All diese Beispiele sind schmerzhaft und stark und machen begreiflich, warum es so wichtig ist, sich am öffentlichen Diskurs zu beteiligen, den eigenen Bias zu hinterfragen und jeden Tag nachzujustieren wie wir denken und uns verhalten wollen. Es sind Erste-Hand-Erlebnisse und Wahrheiten aus einem Alltag, den jeder von uns beeinflussen kann. Zum besseren oder zum schlechteren. Besonders schockierend empfand ich darunter auch Gümüşays Erlebnisse als Journalistin. Als Profi und Expertin, der manchmal überhaupt nicht professionell begegnet wird und die insbesondere Fernseh- und Informationsformate als Sammelbecken von Interessen darstellt. Was ist schon die Informationspflicht? Was bedeutet schon reflektiert und alle Seiten zu sehen, geschweigedenn allen Raum zu geben im Angesicht dessen, was Quote macht? Drum prüfe deine Fakten. Was Sprache und Sein auszeichnet ist aber auch, dass Kübra Gümüşay eben nicht nur die abschreckenden Beispiele voll der Diskriminierung hat, sondern ebenso jene von Menschen, die es anders machen.
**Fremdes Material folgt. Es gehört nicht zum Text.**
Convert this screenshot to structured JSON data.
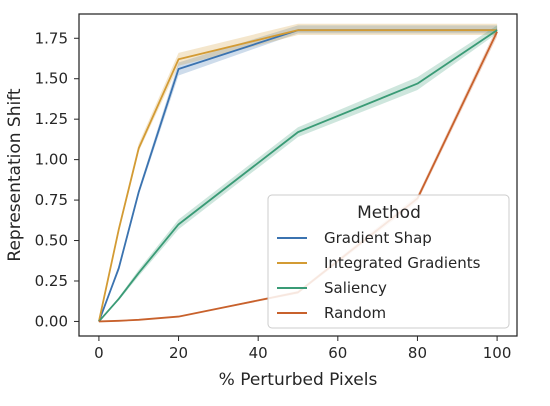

Vom wissenschaftlichen Standpunkt her hätte ich mir noch mehr zitier- und nachschlagbare Quellen gewünscht. Da Gümüşay einige Quellen nicht offenlegen kann und Namen nicht nennt, ist eben nicht alles nachschlag- oder nachweisbar. Zudem verfügt zumindest meine Hörbuchversion über keinen Anhang, der vielleicht Quellen enthalten hätte. Hier bin ich also sehr wankelmütig, ob die Wahl in Hörbuchform hier nicht für meinen Zweck und meine Bedürfnisse eher die falsche war. Das nächste Mal würde ich zu Print greifen. Das heißt übrigens nicht, dass das Buch über keine verfügt. Natürlich zitiert Gümüşay auch andere Personen direkt am Text mit Quellenangabe. Davon abgesehen sind einige geschilderte Situationen, Quellen und Denkmuster welche, die man schon kennt. Ähnlich wie Jana es in ihrem Beitrag über unsere „Hörrunde“ dargelegt hat, war für mich vieles bekannt. Setzt man sich nicht erst seit gestern mit Feminismus und geschlechtsneutraler Sprache, Diskriminierung und deren Strukturen auseinander, dann passiert das unweigerlich. Ein solches war für mich beispielsweise das Chirurgen-Rätsel. Ist das schlimm? Für mich nicht, nein .Einen Refresher kann man immer mal gebrauchen. Dass ich etwas schon kenne, schmälert nur sehr subjektiv für mich den Gewinn aus einem Buch. Was auch heißt: das müssen Lesende für sich selber entscheiden.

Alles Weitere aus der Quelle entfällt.